EAT OR WE BOTH STARVE
Victoria Kennefick is a poet, writer and teacher from Shanagarry, Co. Cork now based in Co. Kerry. Her first collection, Eat or We Both Starve is published by Carcanet Press. Her pamphlet, White Whale (Southword Editions, 2015), won the Munster Literature Centre Fool for Poetry Chapbook Competition and the Saboteur Award for Best Poetry Pamphlet. Her work has appeared in Poetry, The Poetry Review, PN Review, Poetry Ireland Review, The Stinging Fly, Poetry News, Prelude, Copper Nickel, The Irish Times, Ambit, bath magg, Banshee and elsewhere. She won the 2013 Red Line Book Festival Poetry Prize and many of her poems have also been anthologised and broadcast on national radio stations. A recipient of a Next Generation Artist Award from the Arts Council of Ireland, she has received bursaries from Kerry County Council and Words Ireland. She is a co-host of the Unlaunched Books Podcast and is on the committee of Listowel Writers’ Week, Ireland’s longest-running literary festival. Victoria holds a doctorate in English from University College Cork and studied at Emory University and Georgia College and State University as part of a Fulbright Scholarship.

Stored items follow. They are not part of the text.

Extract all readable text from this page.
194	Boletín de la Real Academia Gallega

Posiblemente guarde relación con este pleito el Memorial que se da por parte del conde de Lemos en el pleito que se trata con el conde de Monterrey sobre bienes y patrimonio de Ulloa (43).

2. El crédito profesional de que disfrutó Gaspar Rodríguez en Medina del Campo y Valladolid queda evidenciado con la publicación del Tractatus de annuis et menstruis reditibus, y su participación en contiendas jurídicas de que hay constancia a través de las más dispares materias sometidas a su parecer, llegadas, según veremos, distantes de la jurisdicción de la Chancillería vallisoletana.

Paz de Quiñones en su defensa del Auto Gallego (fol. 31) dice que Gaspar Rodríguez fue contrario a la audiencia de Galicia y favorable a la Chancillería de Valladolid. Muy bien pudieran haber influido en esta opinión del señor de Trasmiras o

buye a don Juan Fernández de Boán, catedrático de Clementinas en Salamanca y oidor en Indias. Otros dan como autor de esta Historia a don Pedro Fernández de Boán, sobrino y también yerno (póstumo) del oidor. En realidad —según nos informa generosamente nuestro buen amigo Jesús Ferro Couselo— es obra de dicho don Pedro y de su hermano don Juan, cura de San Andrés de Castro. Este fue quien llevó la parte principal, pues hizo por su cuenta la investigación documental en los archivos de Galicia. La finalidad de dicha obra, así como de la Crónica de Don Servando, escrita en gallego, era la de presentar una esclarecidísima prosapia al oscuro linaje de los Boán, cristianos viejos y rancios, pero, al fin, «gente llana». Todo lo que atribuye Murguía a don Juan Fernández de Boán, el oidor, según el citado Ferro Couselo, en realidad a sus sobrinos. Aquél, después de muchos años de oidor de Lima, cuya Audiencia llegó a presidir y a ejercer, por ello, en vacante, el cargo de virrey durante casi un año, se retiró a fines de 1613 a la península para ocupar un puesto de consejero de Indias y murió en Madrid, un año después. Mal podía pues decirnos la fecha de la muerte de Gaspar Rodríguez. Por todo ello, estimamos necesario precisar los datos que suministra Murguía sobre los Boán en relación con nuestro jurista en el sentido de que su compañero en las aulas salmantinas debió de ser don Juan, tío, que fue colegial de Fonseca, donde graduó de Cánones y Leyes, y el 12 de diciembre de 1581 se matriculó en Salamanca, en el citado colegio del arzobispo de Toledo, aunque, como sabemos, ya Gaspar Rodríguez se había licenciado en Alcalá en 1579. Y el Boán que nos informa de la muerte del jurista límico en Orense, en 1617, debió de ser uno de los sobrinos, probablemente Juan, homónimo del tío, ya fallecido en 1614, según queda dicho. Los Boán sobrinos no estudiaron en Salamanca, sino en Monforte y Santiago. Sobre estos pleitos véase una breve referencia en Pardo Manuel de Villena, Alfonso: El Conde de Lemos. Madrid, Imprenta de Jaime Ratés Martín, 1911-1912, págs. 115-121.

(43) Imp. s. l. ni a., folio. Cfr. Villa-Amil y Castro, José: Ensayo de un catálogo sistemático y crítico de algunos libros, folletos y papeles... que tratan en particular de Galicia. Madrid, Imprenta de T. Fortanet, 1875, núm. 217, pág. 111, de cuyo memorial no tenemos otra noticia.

Her research on the short stories of Flannery O’Connor and Frank O’Connor was also funded by an IRCHSS Scholarship and a MARBL Fellowship.
"Victoria Kennefick writes with a fresh urgency, giving us poems that are honest and fearless. She once said: "Poetry has saved my life, made my life. Reading and writing it have taught me bravery and discipline." Kennefick is unafraid to explore bereavement, sex and the female body in her poetry. She writes with a visceral originality. Her poems are rich with physical sensations. She is able to find beauty in the big subjects like sorrow and desire, offering us the finest, most startling details. Her identity as a young Irish woman is hugely important to her, something she explores with intelligence and candour. I have always felt there is nothing Victoria could not tackle. The scope in her work is exhilarating."